Andrew Jones leads LondonMetric, which will break into the FTSE 100 this week after a series of deals culminating in a £1.9bn all-share takeover of smaller rival LXi, completed this year.
The company now ranks third by market capitalisation among UK real estate investment trusts (Reits).
But unlike most other listed landlords Jones said LondonMetric did not have a fixed speciality in a particular real estate sector such as offices or warehouses.
“Very few Reits over the last 15 years have pivoted their strategies,” said Jones, who founded the company as Metric Property in 2010. He partly blames the sector’s “habit of clinging to historical specialism and not wanting to evolve” for the decline of the listed real estate market in comparison to private funds.
A decade ago, LondonMetric had as much as a quarter of its portfolio in offices but it has sold out of the sector since then.
Jones said that a trend for shorter office leases, stricter environmental criteria and higher tenant expectations of facilities all meant that “[office] obsolescence has sped up over the last 20 years” — particularly since the pandemic and the rise of hybrid working.
“The money required to keep [offices] fit for purpose is rising quicker than the rents,” he said.
His comments come at a difficult time for commercial property investors.

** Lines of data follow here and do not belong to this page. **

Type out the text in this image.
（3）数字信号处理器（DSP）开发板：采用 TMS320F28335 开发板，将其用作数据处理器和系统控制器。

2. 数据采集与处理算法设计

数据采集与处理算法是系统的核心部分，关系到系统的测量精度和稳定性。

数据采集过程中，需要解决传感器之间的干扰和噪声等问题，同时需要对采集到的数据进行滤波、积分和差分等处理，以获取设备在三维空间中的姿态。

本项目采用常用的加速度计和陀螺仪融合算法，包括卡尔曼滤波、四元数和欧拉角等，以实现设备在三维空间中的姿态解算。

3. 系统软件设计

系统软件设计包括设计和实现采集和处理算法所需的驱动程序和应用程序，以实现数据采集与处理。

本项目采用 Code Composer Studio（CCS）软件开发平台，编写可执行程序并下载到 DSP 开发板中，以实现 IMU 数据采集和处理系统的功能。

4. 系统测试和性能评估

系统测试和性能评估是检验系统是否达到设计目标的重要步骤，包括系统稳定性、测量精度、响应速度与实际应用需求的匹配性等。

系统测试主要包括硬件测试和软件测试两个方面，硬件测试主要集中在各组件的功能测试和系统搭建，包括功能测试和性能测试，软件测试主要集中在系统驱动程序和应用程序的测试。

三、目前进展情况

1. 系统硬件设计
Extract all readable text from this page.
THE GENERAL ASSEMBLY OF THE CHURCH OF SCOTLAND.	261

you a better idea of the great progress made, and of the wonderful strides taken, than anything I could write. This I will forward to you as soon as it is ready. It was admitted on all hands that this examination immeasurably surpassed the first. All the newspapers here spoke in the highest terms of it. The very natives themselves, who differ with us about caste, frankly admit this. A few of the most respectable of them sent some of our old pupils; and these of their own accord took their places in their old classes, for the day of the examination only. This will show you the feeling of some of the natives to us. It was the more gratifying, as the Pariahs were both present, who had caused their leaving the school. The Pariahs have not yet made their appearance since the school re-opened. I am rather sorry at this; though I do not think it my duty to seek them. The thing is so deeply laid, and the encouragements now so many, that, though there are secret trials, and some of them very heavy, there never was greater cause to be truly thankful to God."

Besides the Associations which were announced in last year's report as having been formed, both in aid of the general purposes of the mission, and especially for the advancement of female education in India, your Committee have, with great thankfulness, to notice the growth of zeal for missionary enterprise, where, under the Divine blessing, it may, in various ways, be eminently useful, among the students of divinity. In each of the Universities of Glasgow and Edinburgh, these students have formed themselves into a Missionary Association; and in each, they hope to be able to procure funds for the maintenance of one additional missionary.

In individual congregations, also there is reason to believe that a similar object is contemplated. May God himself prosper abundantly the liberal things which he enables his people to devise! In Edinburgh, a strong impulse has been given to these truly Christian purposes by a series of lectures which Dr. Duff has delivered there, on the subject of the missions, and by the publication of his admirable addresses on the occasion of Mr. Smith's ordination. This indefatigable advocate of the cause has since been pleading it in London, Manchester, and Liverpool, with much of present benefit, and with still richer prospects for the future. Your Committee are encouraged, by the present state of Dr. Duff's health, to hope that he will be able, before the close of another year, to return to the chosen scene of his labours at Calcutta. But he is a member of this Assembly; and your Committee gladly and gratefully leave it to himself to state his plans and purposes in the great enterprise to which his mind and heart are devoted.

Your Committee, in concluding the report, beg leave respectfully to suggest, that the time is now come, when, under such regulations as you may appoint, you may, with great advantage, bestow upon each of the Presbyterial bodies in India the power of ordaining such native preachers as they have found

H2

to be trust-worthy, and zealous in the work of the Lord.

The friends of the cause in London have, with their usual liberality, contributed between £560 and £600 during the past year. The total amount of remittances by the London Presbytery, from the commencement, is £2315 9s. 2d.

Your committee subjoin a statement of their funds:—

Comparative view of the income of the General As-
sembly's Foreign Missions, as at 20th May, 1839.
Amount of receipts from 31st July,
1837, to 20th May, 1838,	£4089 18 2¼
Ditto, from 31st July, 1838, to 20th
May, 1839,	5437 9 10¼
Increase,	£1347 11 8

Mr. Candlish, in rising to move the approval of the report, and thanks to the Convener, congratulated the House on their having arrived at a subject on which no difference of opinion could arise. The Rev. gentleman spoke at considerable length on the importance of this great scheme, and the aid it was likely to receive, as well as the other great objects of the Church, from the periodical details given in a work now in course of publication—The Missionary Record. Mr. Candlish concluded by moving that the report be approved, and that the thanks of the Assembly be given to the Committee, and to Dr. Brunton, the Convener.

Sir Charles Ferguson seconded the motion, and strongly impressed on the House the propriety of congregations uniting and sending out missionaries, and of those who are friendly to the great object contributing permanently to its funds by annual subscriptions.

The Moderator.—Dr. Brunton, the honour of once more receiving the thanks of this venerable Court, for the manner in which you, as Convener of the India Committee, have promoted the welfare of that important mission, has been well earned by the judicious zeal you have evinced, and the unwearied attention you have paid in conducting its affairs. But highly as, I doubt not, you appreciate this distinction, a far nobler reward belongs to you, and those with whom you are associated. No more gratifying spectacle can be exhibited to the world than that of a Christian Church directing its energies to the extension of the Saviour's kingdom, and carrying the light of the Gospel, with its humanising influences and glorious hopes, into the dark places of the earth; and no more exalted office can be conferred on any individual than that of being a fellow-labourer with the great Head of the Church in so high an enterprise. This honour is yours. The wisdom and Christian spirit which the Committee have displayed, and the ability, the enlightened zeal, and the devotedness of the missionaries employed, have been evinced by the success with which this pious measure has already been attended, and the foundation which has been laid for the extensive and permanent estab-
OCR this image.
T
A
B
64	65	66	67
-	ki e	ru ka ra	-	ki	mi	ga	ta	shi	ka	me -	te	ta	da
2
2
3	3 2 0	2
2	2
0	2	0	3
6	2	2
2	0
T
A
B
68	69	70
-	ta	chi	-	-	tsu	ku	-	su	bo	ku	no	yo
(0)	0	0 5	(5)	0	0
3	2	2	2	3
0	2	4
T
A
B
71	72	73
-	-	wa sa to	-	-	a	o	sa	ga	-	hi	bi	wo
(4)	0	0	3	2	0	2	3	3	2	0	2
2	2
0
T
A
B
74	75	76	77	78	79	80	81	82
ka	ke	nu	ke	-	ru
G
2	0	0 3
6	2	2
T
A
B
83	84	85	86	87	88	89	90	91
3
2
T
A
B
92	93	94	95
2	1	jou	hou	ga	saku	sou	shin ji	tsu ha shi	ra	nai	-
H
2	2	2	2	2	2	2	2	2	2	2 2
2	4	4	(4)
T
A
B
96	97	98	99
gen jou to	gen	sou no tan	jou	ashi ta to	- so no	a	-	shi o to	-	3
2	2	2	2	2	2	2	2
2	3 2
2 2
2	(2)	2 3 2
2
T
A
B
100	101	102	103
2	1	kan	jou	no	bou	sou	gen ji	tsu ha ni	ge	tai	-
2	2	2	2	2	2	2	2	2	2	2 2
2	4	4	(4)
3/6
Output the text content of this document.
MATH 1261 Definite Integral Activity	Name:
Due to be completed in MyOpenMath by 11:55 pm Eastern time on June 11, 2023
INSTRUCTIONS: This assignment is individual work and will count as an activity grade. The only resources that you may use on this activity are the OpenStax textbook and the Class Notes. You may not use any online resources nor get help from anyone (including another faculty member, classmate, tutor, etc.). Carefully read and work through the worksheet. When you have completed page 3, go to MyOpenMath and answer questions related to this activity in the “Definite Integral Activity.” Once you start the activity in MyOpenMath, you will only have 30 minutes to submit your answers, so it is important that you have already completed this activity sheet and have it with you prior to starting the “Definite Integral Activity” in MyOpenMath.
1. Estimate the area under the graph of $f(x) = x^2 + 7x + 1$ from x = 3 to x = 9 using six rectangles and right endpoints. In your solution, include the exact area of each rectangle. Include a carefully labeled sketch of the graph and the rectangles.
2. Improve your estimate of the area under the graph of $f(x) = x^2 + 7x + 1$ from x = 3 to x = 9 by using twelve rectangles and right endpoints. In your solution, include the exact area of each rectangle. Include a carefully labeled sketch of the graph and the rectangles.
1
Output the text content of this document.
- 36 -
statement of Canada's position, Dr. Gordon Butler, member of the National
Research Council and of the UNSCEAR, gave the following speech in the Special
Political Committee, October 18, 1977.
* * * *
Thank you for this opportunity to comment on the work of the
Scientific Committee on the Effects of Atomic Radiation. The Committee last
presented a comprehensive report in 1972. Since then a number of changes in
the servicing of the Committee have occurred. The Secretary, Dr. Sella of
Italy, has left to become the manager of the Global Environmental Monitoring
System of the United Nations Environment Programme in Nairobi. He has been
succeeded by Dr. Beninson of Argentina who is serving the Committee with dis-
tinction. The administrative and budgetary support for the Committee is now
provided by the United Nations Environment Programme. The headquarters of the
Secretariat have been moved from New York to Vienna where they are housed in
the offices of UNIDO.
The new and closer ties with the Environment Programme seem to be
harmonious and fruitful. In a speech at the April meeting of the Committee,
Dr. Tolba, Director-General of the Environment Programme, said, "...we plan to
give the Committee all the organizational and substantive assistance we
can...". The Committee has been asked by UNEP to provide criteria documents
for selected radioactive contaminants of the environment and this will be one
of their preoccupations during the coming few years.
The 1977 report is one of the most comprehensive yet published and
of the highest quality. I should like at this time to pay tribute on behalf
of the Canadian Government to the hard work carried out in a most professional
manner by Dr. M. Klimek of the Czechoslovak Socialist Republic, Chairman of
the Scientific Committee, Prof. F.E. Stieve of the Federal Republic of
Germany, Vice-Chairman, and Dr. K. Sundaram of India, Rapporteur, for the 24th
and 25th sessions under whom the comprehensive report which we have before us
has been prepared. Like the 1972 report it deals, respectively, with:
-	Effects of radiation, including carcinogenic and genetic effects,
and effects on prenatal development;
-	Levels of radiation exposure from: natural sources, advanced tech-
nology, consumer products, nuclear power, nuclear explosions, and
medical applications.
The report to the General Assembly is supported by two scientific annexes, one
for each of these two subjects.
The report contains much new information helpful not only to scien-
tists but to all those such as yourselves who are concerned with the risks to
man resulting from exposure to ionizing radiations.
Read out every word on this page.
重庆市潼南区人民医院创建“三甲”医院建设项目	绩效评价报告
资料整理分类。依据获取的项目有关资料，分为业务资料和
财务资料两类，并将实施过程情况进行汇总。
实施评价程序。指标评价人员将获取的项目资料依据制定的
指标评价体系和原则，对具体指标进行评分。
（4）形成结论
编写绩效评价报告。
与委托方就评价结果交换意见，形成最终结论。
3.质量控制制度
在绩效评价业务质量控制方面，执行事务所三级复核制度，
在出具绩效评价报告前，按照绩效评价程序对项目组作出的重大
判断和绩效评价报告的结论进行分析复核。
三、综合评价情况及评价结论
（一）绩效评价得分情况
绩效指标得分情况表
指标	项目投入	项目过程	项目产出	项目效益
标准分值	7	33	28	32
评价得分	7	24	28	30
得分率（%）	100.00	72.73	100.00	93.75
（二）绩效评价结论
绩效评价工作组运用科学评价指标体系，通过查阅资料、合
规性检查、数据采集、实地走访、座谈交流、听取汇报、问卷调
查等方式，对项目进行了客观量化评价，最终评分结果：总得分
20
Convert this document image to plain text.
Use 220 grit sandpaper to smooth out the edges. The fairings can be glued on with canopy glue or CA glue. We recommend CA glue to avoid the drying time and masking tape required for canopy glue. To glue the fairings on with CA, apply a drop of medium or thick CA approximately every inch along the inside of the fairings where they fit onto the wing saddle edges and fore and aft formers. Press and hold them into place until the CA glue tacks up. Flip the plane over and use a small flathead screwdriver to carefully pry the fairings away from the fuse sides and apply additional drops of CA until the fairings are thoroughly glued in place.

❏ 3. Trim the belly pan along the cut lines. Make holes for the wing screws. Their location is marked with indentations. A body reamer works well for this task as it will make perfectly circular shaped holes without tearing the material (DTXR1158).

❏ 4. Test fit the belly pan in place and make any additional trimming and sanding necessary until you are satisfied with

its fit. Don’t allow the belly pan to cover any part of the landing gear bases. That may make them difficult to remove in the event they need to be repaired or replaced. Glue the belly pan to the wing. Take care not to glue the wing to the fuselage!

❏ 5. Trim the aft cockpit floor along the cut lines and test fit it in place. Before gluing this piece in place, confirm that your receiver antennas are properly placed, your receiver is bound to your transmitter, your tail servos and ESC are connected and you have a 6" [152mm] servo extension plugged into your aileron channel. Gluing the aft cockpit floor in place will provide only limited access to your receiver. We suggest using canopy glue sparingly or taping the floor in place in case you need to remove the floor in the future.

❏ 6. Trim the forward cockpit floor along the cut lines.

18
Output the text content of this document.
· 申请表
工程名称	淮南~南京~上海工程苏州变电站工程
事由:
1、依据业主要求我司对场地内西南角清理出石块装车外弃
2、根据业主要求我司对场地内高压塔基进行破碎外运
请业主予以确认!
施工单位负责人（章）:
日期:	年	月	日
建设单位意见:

Rising interest rates have driven down values across the sector but offices have also been hit by worries about demand, as companies embrace hybrid working. European office values have fallen about a third on average since their recent peak in 2022, according to consultancy Green Street.
That drop has been painful for many real estate investors, who traditionally allocated a third or more of their capital to offices. Among large listed landlords, British Land and Land Securities both have multibillion-pound portfolios in London.
Office owners and some analysts argue that widespread negativity about office investments ignores a split in the market — with a shortage of top-quality space in demand and a glut of older buildings.
Jones believes it will be difficult for the sector to escape disruption by technology, in the same way that online retail devastated the value of shopping centres. “Everybody will claim they have the best, greenest office building and the most experiential shop,” he said. “The fact of the matter is we have too many offices and too many physical retail destinations.”
LondonMetric’s £6bn portfolio has some eclectic leftovers from its spate of acquisitions, including garden centres and car parks. The company said it had already reached deals to sell £140mn of LXi’s extraneous assets, and is looking to get rid of its remaining £35mn of offices.
Jones favours the roughly 45 per cent allocated to warehouse investments, alongside large holdings in what he calls “convenience retail” — typically small grocers such as Aldi, roadside convenience stores or discount retailers. The LXi takeover added a large portfolio of “entertainment” assets, including Alton Towers and Thorpe Park.
The theme parks exemplify a distinctive feature of LondonMetric’s approach, which is a preference for “triple net” leases, where the tenant pays all the upkeep costs. These leases are more common in the US, while many UK landlords prefer to retain more control of their properties to boost their value through active management.
“I think a lot of people in our industry associate activity with success,” said Jones. “Income and income compounding should be the bedrock.”
As for upcoming activity, LondonMetric will be busy selling some properties that it picked up through its takeovers, as well as assessing deals to buy smaller Reits.